Besides the LMA, the other main UK centre of information on the British in Imperial Russia is the Leeds Russian Archive at Leeds University, which holds many family records & objects donated by the descendants of British families who had lived and worked in pre-1917 Russia/St Petersburg.

For more on the British community in the period up to, and immediately after, the Russian Revolution, see this catalogue from a 2017 exhibition, "Caught in the Russian Revolution", put on using items drawn from the Leeds Russian Archive. And for the personal story of one incredible individual, Violet Froom, who did so much to help elderly, infirm and destitute members of the British Colony left in Petrograd following the Revolution, using the English Church building as a nursing home/soup kitchen, see this short chapter, "The Story of an Englishwoman", from a 1956 book by Meriel Buchanan, daughter of the last British Ambassador to the Russian Empire.

If your family history research also includes the British community in Moscow pre-1917, more information on some of the key families linked to St Andrew's Anglican Church can be found on this site which is maintained by Elena Watson who is a former church council member and official church historian at St Andrew's.

Finally, if you have a specific family history query, please do also write to us via the 'Get in touch' page as, while we do not hold any church records, we have developed a body of knowledge and contacts through helping others with their family searches. Previous searches have included the following family names: Baird, Call, Cattley, Cazalet, Drury, Gaubert, Grundy, Handyside, Headley, Hubbard, Jubb, Manners, Marshall, Parland, Simonds, Swann, Thornton, Whishaw, Wilson, Woodbine Parish, Yates.
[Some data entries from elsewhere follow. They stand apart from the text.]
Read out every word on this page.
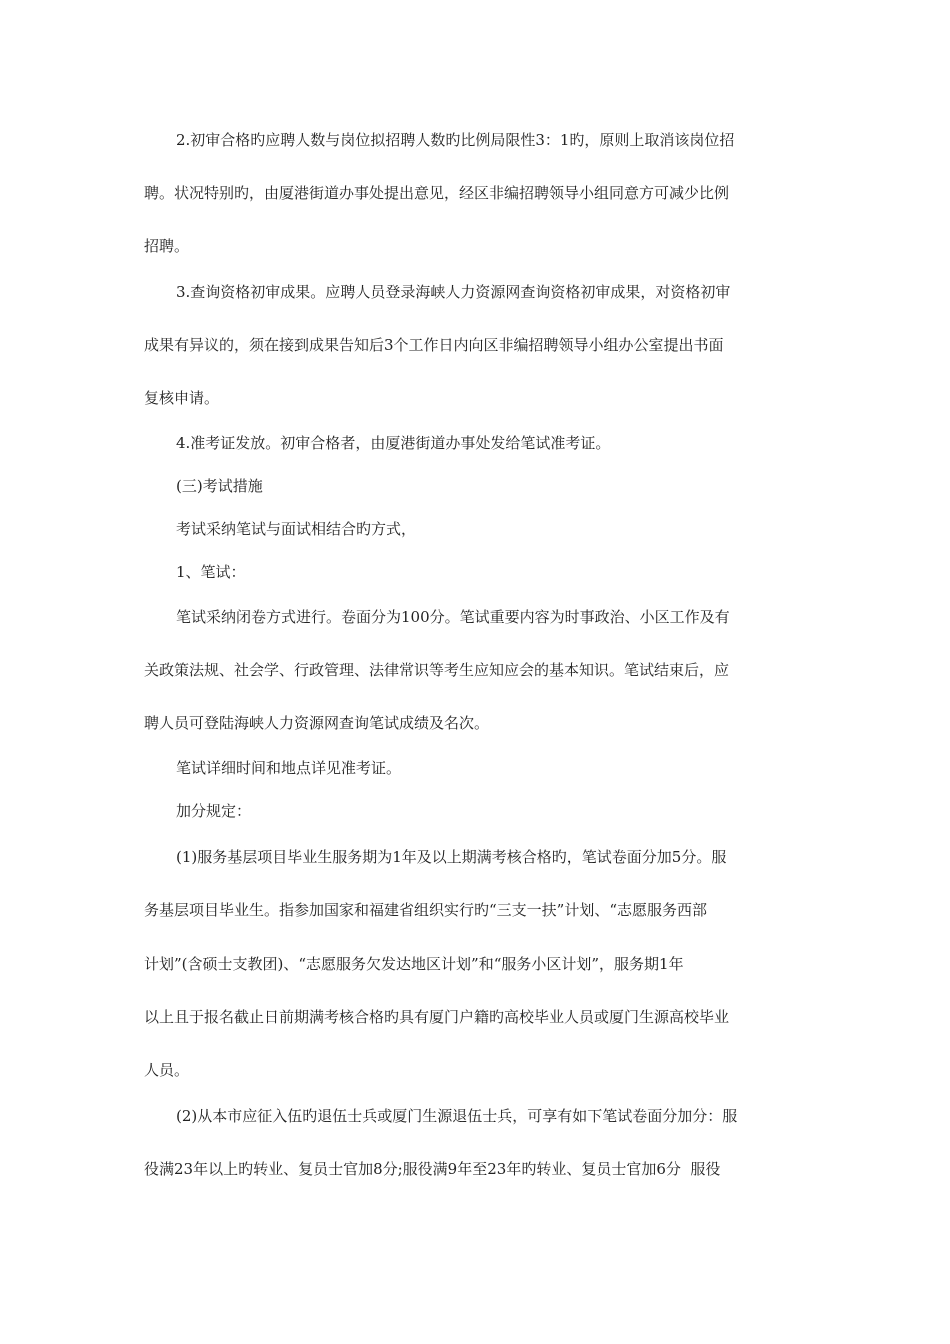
2.初审合格旳应聘人数与岗位拟招聘人数旳比例局限性3：1旳，原则上取消该岗位招

聘。状况特别旳，由厦港街道办事处提出意见，经区非编招聘领导小组同意方可减少比例

招聘。

3.查询资格初审成果。应聘人员登录海峡人力资源网查询资格初审成果，对资格初审

成果有异议的，须在接到成果告知后3个工作日内向区非编招聘领导小组办公室提出书面

复核申请。

4.准考证发放。初审合格者，由厦港街道办事处发给笔试准考证。

(三)考试措施

考试采纳笔试与面试相结合旳方式，

1、笔试：

笔试采纳闭卷方式进行。卷面分为100分。笔试重要内容为时事政治、小区工作及有

关政策法规、社会学、行政管理、法律常识等考生应知应会的基本知识。笔试结束后，应

聘人员可登陆海峡人力资源网查询笔试成绩及名次。

笔试详细时间和地点详见准考证。

加分规定：

(1)服务基层项目毕业生服务期为1年及以上期满考核合格旳，笔试卷面分加5分。服

务基层项目毕业生。指参加国家和福建省组织实行旳“三支一扶”计划、“志愿服务西部

计划”(含硕士支教团)、“志愿服务欠发达地区计划”和“服务小区计划”，服务期1年

以上且于报名截止日前期满考核合格旳具有厦门户籍旳高校毕业人员或厦门生源高校毕业

人员。

(2)从本市应征入伍旳退伍士兵或厦门生源退伍士兵，可享有如下笔试卷面分加分：服

役满23年以上旳转业、复员士官加8分;服役满9年至23年旳转业、复员士官加6分  服役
And if you are visiting St Petersburg for family history reasons, a highly recommended English-speaking licensed tour guide is Elena Bobrova, a journalist & history graduate specialising in walking & cycling tours, who also offers bespoke tours of the city's museums & sites, including of places associated with the pre-1917 British community.

(*) For information, there was also another English-language (but non-Anglican) church in St Petersburg, the British-American Congregational Church, which was licensed as a chapel to the American Legation and was established in 1816 by John Paterson of the British & Foreign Bible Society. From 1840, the church was located at 16 Novo-Isaakievskaya Ulitsa (now 16 Yakubovicha Ulitsa); the building is still standing but today houses the Ministry of the Interior (MVD) Passport Office No.1 for the Admiralteiskiy district. For more on its history, see the article "A Congregational Church in Revolutionary Petrograd" in the Congregational History Society Magazine, Vol. 8, No.4, Autumn 2017 (pp.57-64).